After all of this, the Founding Fathers had come up with the Constitution: a document that addressed the problems they and their fathers and their grandfathers had grappled with all their lives. They had seen Parliament end in Cromwell’s dictatorship. They had seen Parliament dissolved countless times – both by its supporters and its opponents. They had seen the monarchy ignore the people. They had seen anarchy. They had seen martial law. They had seen Catholics and Protestants take turns oppressing one another. They had seen free speech become treason. They had seen free speech become revolution. They had seen war. They had seen taxation. They had seen trade abuses. They had seen it all.

In short, they’d seen the problems inherent to the dichotomy of democracy and dictatorship. The solution they came up with was to halt the abuses of each system and create a system of government wherein no one really had the upper hand.

The President controlled the army, but he couldn’t pass laws. Congress could pass laws, but the other two branches could both challenge them. The judiciary had no power of its own, but it didn’t answer to anyone, making it the impartial mediator of disputes. The lower house of Congress answered to the people and was made subject to their whims. It favored large states, swift action, and angry rhetoric. The upper house was a counterweight to the lower. It prevented larger states from abusing the smaller ones, buffered the nation against fickle opinion (the Senate was not elected directly by the people, if you recall), and through the filibuster it could easily guard against a majority group rising up to oppress the minority.

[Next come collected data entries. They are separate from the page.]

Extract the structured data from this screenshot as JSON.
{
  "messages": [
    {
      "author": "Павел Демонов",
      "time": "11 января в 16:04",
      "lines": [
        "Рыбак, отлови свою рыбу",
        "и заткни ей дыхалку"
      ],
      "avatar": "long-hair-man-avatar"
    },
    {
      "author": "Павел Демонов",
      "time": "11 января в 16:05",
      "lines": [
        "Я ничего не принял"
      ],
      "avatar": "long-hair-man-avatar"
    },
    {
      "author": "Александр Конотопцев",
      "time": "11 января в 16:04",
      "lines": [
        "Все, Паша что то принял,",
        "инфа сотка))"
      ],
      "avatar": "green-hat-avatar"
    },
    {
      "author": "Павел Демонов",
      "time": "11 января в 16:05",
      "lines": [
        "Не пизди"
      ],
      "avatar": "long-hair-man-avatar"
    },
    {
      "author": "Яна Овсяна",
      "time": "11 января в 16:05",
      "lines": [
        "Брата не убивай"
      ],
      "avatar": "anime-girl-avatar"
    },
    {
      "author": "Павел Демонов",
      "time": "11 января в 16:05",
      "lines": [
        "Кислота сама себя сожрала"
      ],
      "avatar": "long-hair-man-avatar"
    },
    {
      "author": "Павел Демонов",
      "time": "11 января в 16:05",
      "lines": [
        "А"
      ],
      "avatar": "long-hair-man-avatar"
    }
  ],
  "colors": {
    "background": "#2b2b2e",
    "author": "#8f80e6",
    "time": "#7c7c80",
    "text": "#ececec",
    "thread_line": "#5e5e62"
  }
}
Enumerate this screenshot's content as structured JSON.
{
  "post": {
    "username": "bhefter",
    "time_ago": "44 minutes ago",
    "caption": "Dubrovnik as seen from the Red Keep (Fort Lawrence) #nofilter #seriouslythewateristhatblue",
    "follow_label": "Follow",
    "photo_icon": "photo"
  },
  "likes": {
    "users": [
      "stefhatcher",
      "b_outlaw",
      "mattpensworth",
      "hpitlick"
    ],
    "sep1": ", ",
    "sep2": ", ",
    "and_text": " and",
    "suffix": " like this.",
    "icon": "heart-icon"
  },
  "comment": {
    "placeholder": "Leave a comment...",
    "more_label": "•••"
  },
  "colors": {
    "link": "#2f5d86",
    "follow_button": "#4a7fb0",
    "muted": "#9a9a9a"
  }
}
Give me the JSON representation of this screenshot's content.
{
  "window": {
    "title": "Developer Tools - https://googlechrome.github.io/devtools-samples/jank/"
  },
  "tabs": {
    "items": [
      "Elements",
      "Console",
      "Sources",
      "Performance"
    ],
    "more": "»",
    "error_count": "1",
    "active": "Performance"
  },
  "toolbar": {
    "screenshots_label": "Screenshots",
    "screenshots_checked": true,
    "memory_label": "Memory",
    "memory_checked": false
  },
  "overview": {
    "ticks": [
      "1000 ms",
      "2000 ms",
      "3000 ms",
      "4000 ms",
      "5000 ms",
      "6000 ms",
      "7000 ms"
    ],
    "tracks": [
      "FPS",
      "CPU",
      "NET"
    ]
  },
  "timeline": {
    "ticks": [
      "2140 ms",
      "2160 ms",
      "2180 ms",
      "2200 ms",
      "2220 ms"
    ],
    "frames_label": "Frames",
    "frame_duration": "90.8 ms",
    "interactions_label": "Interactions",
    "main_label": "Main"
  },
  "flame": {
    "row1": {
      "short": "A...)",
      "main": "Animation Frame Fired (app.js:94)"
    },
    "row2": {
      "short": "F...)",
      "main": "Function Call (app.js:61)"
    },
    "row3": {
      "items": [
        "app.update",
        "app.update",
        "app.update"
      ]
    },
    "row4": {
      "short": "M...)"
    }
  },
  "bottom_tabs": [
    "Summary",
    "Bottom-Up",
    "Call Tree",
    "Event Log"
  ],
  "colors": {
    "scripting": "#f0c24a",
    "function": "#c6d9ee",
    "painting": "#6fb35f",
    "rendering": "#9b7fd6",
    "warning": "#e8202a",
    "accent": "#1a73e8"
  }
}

But despite all that, the republic we founded was a distinctly and uniquely American creation. We don’t have separatists vying for regional autonomy. We don’t have private armies or nobles capable of raising them. We don’t have people loyal to just the President, or just the Congress, or to the church. We are conditioned to participate in the political process to vent our frustrations. We have the right to carry guns, but not the inclination to use them. Our racial problems are nothing like genocide or apartheid. The people of one state have never waged brutal campaigns of conquest against another and left scars of slavery and death upon one another. There is no mistrust of people from one state or another. The government lacks no legitimacy. The country isn’t just able to feed itself, it’s the breadbasket of the world. We don’t have a problem with poverty. We don’t have a servant caste. We have prosperity. We have social mobility. We make living wages.

We don’t have cause for a revolution. There is no grievance for which we have no resolution. We don’t need a dictator. We do not suffer from anarchy or war or any calamity for which we would need a quick, strong, unquestioned government. The people are not being abused. The government is responsive to the people’s will.

The American political culture is, first and foremost, committed and mature.

Our republic is a compromise between democracy and dictatorship. It is a moderate government because we are a moderate people. We don’t need radical change. We don’t need to be forced to support our government. What we need is to stop and consider the bills that come before congress. What we need are rules to ensure the people are neither taken for granted nor allowed to run out of control. What we need are states that encourage innovation in stewardship and compete with one another in crafting sound policy.

What we really need, more than anything else, is the republic. It works for us. It’s our choice. It’s our system. It’s tailored to meet our needs.

And I support it with every ounce of my being.